Downside: nothing to do with the deck, but the Custom Autosound-supplied kickpanel speaker housings have a resonant buzz that I have been unable to quiet.
I HATE having to scroll thru several pages of menus to get to a certain function. I HATE the graphics and crap they put on the screen.
Try driving a 720 megawatt powerplant with all that **** in the way. And naturally when something went wrong the touch screen you needed was never up. And depending on which knucklehead gamer operator had been on shift before you, you'd have to scroll thru 20 or more screens to get to what you needed.
I guess that's one upside to wind and solar. Doesn't take any skill or licensing to operate those.
Rather than hack up my dash, I installed a double-DIN deck in a box mounted on the transmission hump ahead of the console and added kickpanel speakers. Bonus points for retaining factory AM radio functionality and if I want to revert to a strictly factory look, the head unit comes out in ten minutes' time and nobody's the wiser.
Downside: nothing to do with the deck, but the Custom Autosound-supplied kickpanel speaker housings have a resonant buzz that I have been unable to quiet.
Thanks everyone for the tips. A friend of mine has a correct 68 am/fm radio I’m going to get and install. After doing some research, Most likely I’ll get a Bluetooth amp and just attach my speakers to it and do that. Thanks again for the help though guys!

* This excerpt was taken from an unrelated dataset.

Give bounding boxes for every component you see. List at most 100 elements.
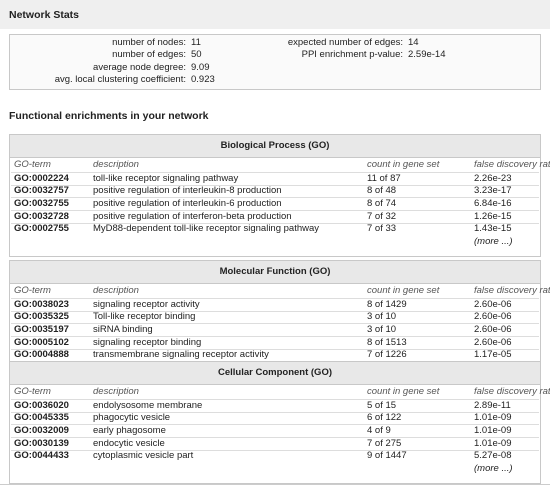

I put a retro autosound long beach model in my cutlass. It’s not a powerhouse. But it works really well with some good speakers and the bluetooth connectivity is the best of any stereo I have owned. I can park the car in the garage and two weeks, when I start it up and the bluetooth picks up right were we left off in the playlist.
I installed 6 Focal speakers, a 12" JL Audio sub and a 500 watt 5 channel amp with a Classic Car Stereo head unit and love the sound and ease of use. No crazy menus to deal with. Once the setup is done....plays like an old school unit with the channel memory buttons and etc.
Old school two **** head unit.... Amp... 12" sub woofer....
I installed 6 Focal speakers, a 12" JL Audio sub and a 500 watt 5 channel amp with a Classic Car Stereo head unit and love the sound and ease of use. No crazy menus to deal with. Once the setup is done....plays like an old school unit with the channel memory buttons and etc.
Old school two **** head unit....
Amp...
12" sub woofer....
Your set up looks really clean.
Is that that the fuse for the amp? Is the battery located under the hood or in the trunk? If it's up front I would move the fuse as close to the battery as possible.
Thanks. Yeah....battery is up front and I know to always fuse at the source but my feeder cable from the front was a little short so I added a second fuse in the truck for a neat splice of two red feeder cables. So....I have two fuses....one at the source and one in the trunk. It works for now and I used the supplies I had on hand.
Thanks. Yeah....battery is up front and I know to always fuse at the source but my feeder cable from the front was a little short so I added a second fuse in the truck for a neat splice of two red feeder cables. So....I have two fuses....one at the source and one in the trunk. It works for now and I used the supplies I had on hand.
That's cool. Would hate to see anything bad happen. Looks like you have it covered.